L’initiative du PIA est originale et a produit des effets positifs. C’est un concept nouveau qui a servi les objectifs pour lesquels il a été lancé. … Le PIA a bousculé des structures trop installées dans leurs certitudes et a amené des acteurs qui s’ignoraient à collaborer pour constituer la masse critique permettant d’atteindre l’excellence. … Toutefois, (…) le PIA a subi des dérives qui l’ont partiellement éloigné des objectifs initiaux.
Telle est l’esprit général, assorti de recommandations, du rapport du « comité d’examen à mi-parcours du programme d’investissements d’avenir », mandaté par France Stratégie sur demande du CGI qui vient d’être publié (voir http://science-innovation-developpement.com/mise-en-place-dun-comite-dexamen-du-pia/ ).
Pour le rapport : http://www.strategie.gouv.fr/publications/programme-dinvestissements-davenir-rapport-comite-dexamen-mi-parcours .
Remarques préliminaires
Remarquons qu’initié en 2010, le Programme d’investissements d’avenir (PIA) est trans-partis et survit aux alternances politiques.

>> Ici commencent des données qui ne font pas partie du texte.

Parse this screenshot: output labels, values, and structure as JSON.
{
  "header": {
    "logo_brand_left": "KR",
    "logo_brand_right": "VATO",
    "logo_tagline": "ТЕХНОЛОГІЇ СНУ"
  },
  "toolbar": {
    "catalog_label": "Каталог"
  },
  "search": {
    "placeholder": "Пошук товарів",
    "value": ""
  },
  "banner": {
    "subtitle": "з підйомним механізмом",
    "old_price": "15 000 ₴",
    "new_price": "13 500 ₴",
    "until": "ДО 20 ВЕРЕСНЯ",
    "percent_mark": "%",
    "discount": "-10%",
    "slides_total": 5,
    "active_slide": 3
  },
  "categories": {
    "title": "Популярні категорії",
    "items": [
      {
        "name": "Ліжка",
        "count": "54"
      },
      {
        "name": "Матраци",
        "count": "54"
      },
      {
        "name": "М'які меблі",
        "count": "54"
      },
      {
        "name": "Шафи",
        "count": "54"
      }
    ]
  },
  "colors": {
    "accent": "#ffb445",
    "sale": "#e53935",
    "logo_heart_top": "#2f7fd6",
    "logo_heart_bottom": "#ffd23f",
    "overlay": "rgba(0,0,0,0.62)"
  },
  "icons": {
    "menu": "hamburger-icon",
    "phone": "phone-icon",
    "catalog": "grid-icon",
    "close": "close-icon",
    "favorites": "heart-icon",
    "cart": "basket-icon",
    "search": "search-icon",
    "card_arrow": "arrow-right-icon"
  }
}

Rien ne dit qu’économiquement, il survivra au post-2017.
Remarquons aussi qu’il est toujours présenté comme doté de 47 Md€ (35 Md€ pour le PIA 1 et 12 Md€ pour le PIA2, 10 Md€ s’annonçant pour le PIA 3), alors que sur ce montant important, 39 % (soit plus de 18 Md€ !) ne sont pas consommables, les lauréats bénéficiant simplement des intérêts du capital placé.
S’agissant du travail du comité d’examen, il est surprenant qu’il n’ai auditionné, hors CGI, que 19 personnes, la très grande majorité étant partie prenante dans la mise en oeuvre du PIA.
Synthèse de la synthèse
La synthèse de l’examen à mi-parcours tient en 10 points.
Petit résumé de la synthèse (qui fait quand même 15 pages sur les 130 pages du rapport).
- Le comité considère que, globalement, le PIA est une initiative originale qui a produit des effets positifs, à la fois quantitatifs et qualitatifs.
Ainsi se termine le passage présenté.